Poison by inhalation. Human systemic effects by inhalation: cough and other pulmonary and olfactory changes. A corrosive irritant to skin, eyes, and mucous membranes. Violent reaction with O2F2, PbO, NClO2, HClO4, P, tetrafluorethylene, acetonitrile, sulfuric acid, dimethyl sulfoxide, dioxan, water, diphenylmercury, formamide, iodine, pyridine, metal oxides. Reacts with steam to form corrosive, toxic fumes of sulfuric acid. When heated to decomposition it emits toxic fumes of SO,. See also SULFURIC ACID.

Potential Exposure

Sulfur trioxide is used as a sulfating and sulfonating agent for detergent, lubricating oil additives, and other organic compounds; in solar energy collectors. It is also used as an intermediate in sulfuric acid manufacture and in making explosives.


UN1829 Sulfur trioxide, stabilized, Hazard class: 8; Labels: 8-Corrosive material, 6.1-Poisonous Inhalation Hazard, Inhalation Hazard Zone B.

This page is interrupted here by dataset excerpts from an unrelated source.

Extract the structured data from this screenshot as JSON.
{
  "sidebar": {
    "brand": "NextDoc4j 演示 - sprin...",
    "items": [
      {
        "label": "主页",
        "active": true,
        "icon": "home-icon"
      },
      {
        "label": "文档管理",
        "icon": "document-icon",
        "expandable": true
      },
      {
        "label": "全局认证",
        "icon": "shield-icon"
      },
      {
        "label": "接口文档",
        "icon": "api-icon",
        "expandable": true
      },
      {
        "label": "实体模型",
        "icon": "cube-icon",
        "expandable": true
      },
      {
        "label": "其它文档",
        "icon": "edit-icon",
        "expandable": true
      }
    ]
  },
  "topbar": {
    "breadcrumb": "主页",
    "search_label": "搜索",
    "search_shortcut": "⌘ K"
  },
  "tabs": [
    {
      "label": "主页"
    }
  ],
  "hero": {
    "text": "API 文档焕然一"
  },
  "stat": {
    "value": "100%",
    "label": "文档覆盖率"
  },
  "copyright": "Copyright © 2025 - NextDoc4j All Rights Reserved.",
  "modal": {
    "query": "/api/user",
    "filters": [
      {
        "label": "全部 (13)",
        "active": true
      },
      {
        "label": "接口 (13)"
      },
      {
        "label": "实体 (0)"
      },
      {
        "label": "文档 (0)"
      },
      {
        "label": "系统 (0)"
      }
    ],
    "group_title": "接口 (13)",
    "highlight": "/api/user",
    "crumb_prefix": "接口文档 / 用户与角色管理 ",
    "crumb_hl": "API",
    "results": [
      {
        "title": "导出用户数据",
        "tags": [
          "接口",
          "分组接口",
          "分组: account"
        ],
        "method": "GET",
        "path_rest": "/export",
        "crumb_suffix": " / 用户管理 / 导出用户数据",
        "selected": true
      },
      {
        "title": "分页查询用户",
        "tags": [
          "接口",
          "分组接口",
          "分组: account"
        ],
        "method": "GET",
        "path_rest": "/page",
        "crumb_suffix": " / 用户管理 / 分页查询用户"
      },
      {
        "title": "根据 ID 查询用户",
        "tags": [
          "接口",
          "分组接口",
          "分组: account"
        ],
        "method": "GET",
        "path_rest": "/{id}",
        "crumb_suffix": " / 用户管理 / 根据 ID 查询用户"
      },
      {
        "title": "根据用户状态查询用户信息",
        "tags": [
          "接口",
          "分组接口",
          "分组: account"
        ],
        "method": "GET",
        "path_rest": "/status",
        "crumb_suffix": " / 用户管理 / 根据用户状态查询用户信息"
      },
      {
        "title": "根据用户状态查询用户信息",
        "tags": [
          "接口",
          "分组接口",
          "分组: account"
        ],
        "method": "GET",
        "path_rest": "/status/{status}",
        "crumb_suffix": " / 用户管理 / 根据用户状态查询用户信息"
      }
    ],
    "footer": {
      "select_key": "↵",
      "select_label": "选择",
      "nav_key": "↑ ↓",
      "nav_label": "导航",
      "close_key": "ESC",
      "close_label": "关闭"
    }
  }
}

Combustible and Corrosive. A strong oxidizer. Reacts violently with water, steam or moisture, releasing corrosive hydrosulfuric acid. Violent reactions occur on contact with strong bases; strong acids, chemically active metals; reducing agents; finely divided metal; cyanides, nitrates, picrates, fulminates, chlorates, sulfides, carbides, phosphorus, dioxygen difluoride, barium oxide; lead oxide; diphenyl mercury; alcohols, nitryl chloride; acetonitrile, dioxane, tetrafluoroethylene.

Waste Disposal

Return refillable compressed gas cylinders to supplier. Nonrefillable cylinders should be disposed of in accordance with local, state and federal regulations. Allow remaining gas to vent slowly into atmosphere in an unconfined area or exhaust hood. Refillabletype cylinders should be returned to original supplier with any valve caps and outlet plugs secured and valve protection caps in place.